No seu livro mais conhecido, Max Weber defende que a América se tornou rica através de comunidades originalmente puritanas que, com os seus princípios de austeridade, honestidade, ética e amor pelo trabalho acabaram por construir algo que não era o seu objectivo principal: uma sociedade materialmente próspera. Mais tarde, para justificar a riqueza de muitos americanos foi adoptado o conceito de que a riqueza é um sinal de Deus de que a pessoa rica está nas Suas boas graças. Logo, para manter esse estado de graça divina, os ricos deveriam empenhar-se na prossecução da sua riqueza.
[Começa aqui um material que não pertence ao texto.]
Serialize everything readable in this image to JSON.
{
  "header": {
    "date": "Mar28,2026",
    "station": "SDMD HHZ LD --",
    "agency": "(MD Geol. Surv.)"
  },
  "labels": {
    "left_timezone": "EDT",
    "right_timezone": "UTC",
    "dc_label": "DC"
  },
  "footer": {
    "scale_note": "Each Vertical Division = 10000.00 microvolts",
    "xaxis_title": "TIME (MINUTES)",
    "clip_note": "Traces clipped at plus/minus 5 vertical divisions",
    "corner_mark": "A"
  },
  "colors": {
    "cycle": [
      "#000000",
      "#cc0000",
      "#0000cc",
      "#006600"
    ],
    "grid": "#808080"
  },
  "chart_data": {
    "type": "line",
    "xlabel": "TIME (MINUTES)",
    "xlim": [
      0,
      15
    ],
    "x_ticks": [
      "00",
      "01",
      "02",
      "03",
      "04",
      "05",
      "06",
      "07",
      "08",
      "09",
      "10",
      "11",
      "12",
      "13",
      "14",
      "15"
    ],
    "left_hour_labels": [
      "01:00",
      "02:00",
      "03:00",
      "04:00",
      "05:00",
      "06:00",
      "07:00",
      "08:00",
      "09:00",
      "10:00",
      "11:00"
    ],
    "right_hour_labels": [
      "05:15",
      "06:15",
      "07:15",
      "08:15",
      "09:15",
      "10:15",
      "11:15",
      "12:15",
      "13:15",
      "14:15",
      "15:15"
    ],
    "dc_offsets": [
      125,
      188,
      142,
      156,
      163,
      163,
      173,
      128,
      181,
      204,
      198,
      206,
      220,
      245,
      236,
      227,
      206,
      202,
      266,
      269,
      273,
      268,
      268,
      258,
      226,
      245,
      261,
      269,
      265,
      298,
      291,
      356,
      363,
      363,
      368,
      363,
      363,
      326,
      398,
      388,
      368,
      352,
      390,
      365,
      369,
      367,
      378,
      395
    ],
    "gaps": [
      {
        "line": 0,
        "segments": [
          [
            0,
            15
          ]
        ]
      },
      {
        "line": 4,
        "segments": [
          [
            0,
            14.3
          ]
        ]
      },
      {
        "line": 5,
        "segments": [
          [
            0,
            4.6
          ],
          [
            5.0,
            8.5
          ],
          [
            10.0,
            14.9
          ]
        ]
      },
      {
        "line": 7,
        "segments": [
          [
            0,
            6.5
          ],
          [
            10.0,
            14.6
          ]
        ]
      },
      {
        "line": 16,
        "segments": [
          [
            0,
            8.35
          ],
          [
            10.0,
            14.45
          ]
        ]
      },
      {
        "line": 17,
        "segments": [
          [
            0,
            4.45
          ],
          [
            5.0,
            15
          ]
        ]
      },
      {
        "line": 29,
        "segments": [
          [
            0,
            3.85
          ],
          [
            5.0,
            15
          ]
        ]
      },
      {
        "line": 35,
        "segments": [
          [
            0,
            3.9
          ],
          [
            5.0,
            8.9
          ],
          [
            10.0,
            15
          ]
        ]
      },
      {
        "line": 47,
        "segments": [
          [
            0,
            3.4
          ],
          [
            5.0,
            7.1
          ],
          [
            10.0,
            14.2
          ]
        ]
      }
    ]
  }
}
Esta terá sido a maneira inteligente de tornear a importante questão bíblica de que mais fácil será um camelo passar pelo buraco de uma agulha do que um rico entrar no reino dos céus. Hoje a América é, obviamente, muito diferente, mas alguns dos postulados antigos são considerados parte integrante da sua cultura.
Todas as nações possuem uma cultura própria, a qual é frequentemente condicionada por factos políticos. Quando na Inglaterra do século XVII o Parlamento derrotou o rei, vindo este a ser enforcado na praça pública, este facto político influenciou decisivamente um individualismo que já vinha de trás mas que se acentuou e contribuiu para levar ingleses aos quatro cantos do mundo, incluindo naturalmente a América e a Austrália.
Pelo contrário, em França a vitória da realeza e do absolutismo conduziu a uma hegemonia do poder real que é ainda hoje patente no centralismo presidencialista e em tantos outros aspectos.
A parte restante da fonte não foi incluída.